North Korean Hackers Flood the Crypto Job Market With Plagiarized Resumes

Due to a longstanding embargo on the North Korean regime, local authorities have made headlines countless times for unusual – and often illegal – ways to gather funds.

From hacking regular banks to farming in-game currencies via botting, the methods range from essentially harmless to downright threats to national security.

Crypto Markets Targeted In Full Force

In recent years, the North Korean regime has set its sights on the crypto market, with multiple attacks on crypto exchanges by the Lazarus Group and others. However, a recent report from Bloomberg and security researchers at Mandiant indicates that North Korean government-sponsored hackers are now putting more focus on another method of fundraising via the crypto market.

Instead of hacking vulnerable crypto exchanges and other projects such as Harmony, the Lazarus Group is now having members pose as IT professionals on LinkedIn and Indeed, appropriating the resumes of legitimate users.

According to Joe Dobson – one of the analysts at Mendiant – these are then edited and sent to companies hiring blockchain developers in hopes of getting insider information and creating backdoors that would allow the platforms in question to be exploited at a later date.


“It comes down to insider threats. If someone gets hired onto a crypto project, and they become a core developer, that allows them to influence things, whether for good or not.”

Plagiarized Resumes

Although the resumes are mostly plagiarized, some also include blatantly false info – such as whitepapers for exchanges that seem to have never existed, intentionally vague job descriptions, etc. Mandiant has identified several companies that hired allegedly fake jobseekers from the Lazarus Group but has refrained from publishing the information.

On Twitter, however, stories from interviewers allegedly targeted by Lazarus’s latest project have been popping up.

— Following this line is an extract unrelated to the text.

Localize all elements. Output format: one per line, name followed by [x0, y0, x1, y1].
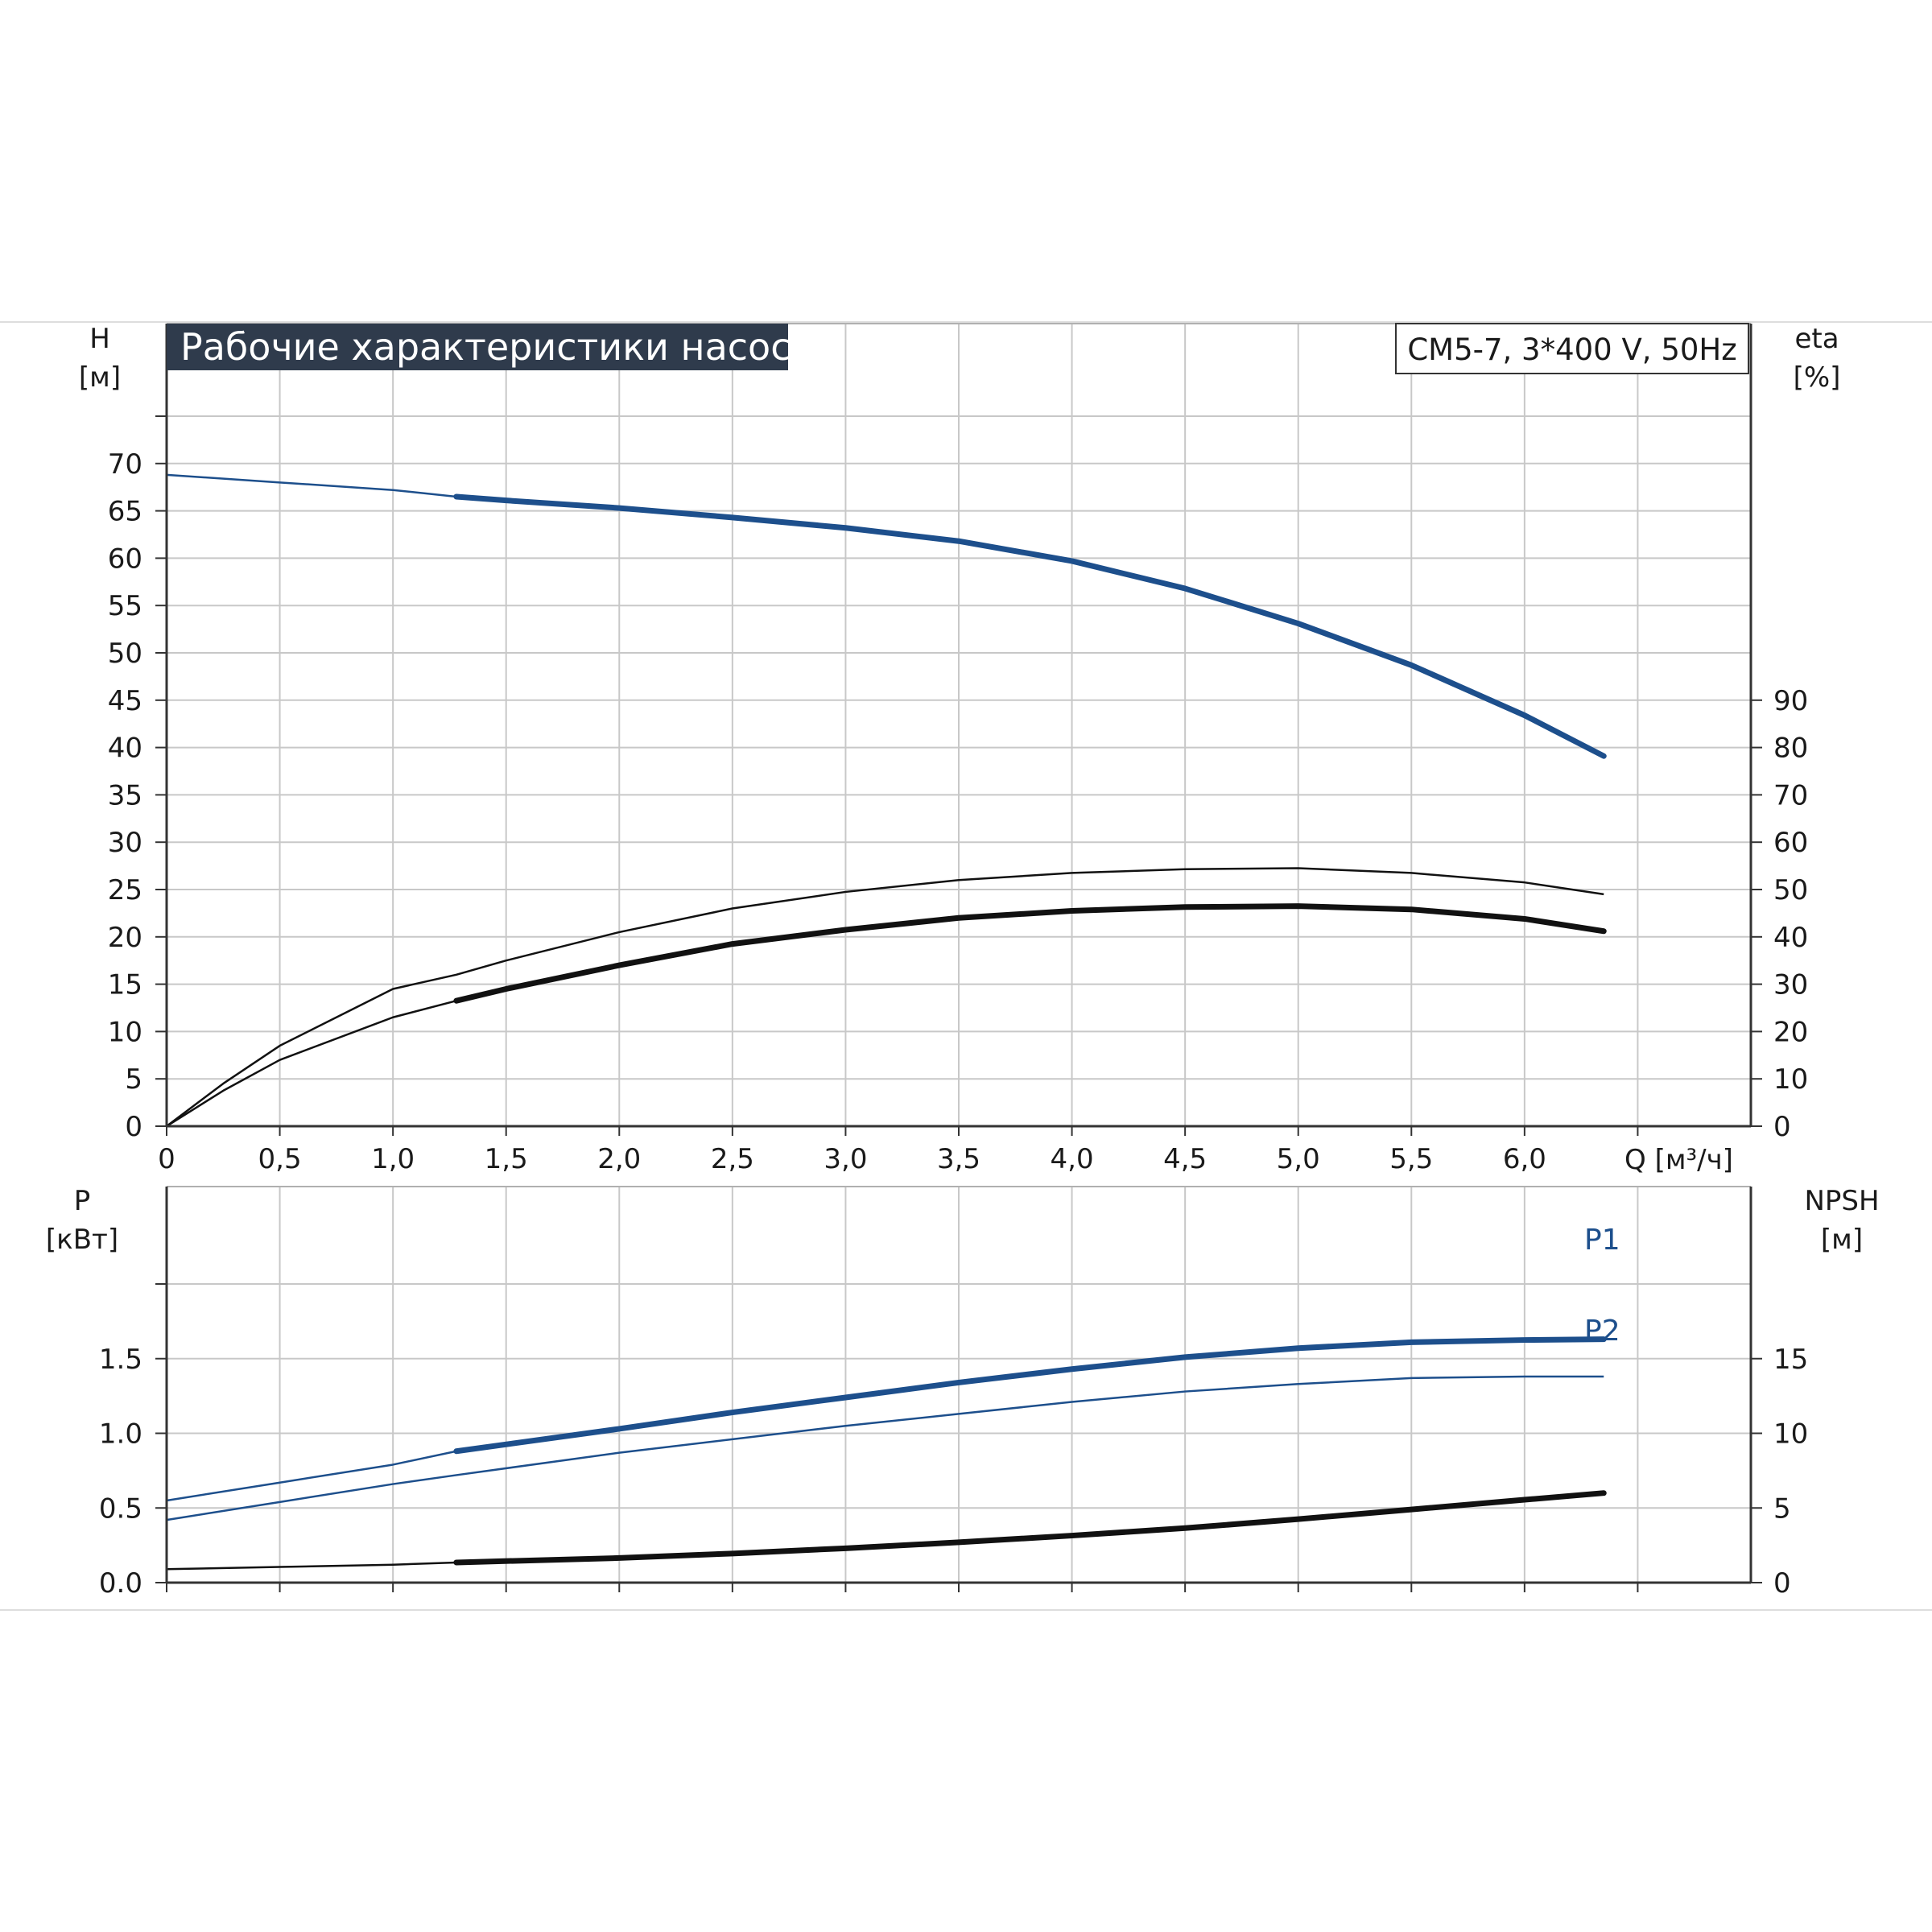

The report indicates that most of the appropriated resumes are citing the skills of Chinese and Russian individuals, with a smaller number of CVs being copied from devs in Africa and Southeast Asia. These resumes are then used to create multiple fake jobseeker profiles, many using nearly identical language to describe their skillset.

A smaller group also claimed to be South Korean, Japanese, or US-based remote workers. In any case, almost all resumes identified applied for positions in the US and Europe.

The report advises recruiters to remain vigilant when screening applicants, noting the substantial amount of damage to one’s company that can be caused by even one small commit to its internal software systems.